Oliver Kahn looked back on his first season as CEO at FC Bayern Munich, took stock and provided an outlook.

“These first two years at Bayern were tough for me, quite a steel bath,” Kahn wrote in a detailed post on LinkedIn, looking back on his return to Bayern 2020 as a member of the board, whose boss he will be in 2021 as successor to Karl-Heinz Rummenigge became.

Kahn assesses the past season as mostly positive, calling winning the tenth championship in a row “something monumental”.

“Becoming champions ten times in a row, as the first team in the top 5 European leagues – you can only do that with a very exceptional generation of players,” wrote the 52-year-old.

Kahn: Champions League still a nuisance

In the Bundesliga, FC Bayern “delivered close to the optimum”, but Kahn was negative about the failures in the DFB Cup, in which they lost 5-0 to Gladbach in round two, and in the Champions League, where outsiders FC Villarreal ended up was in the quarterfinals, on.

“If I sit on the couch in front of the TV in a Champions League semi-final, I could climb the walls,” wrote Kahn, who is certain, “that our players and our coach Julian Nagelsmann have saved these experiences in such a way that we Something like this shouldn’t happen again – and won’t.”

Kahn: “Management mainly takes place internally”

With regard to his own work, Kahn admits a learning process: “In my first season as CEO, however, I also learned that it is of great importance for the public that the people involved at FC Bayern are present in the public eye – and that is permanently present.
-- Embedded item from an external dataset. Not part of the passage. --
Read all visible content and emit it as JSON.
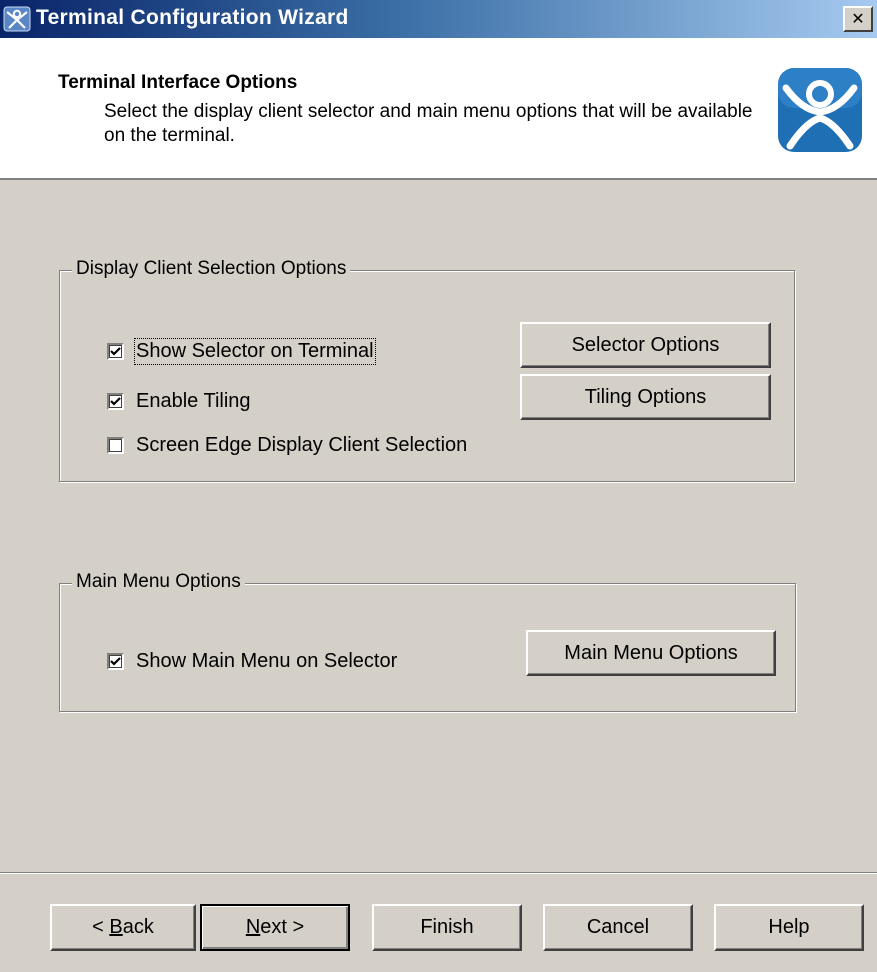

Because that creates identity.”

He himself does not necessarily understand presence and volume as leadership strength. “I think I have a sense of when to have an outward presence and when not to,” Kahn wrote. “For me, leadership is mainly internal. The people at the club have to know what our goals are for the future and how we want to achieve them.”

Kahn: “Football in general is changing”

And the goals are clearly defined: “We want to offer our fans attractive, emotional and successful football – preferably with the maximum number of titles.”

In the past two years, Kahn has learned that the conditions are not easy: “The pandemic began when I joined the board, the consequences will keep us busy for some time, and football in general is changing with all the people professionalizing investor clubs, a new Champions League format from 2024 and the Financial Sustainability Regulations, the further development of financial fair play.”

From 1994 to 2008, Kahn played over 600 competitive games for FC Bayern and won the German championship eight times, the DFB Cup six times and the Champions League in 2001 with the Munich team.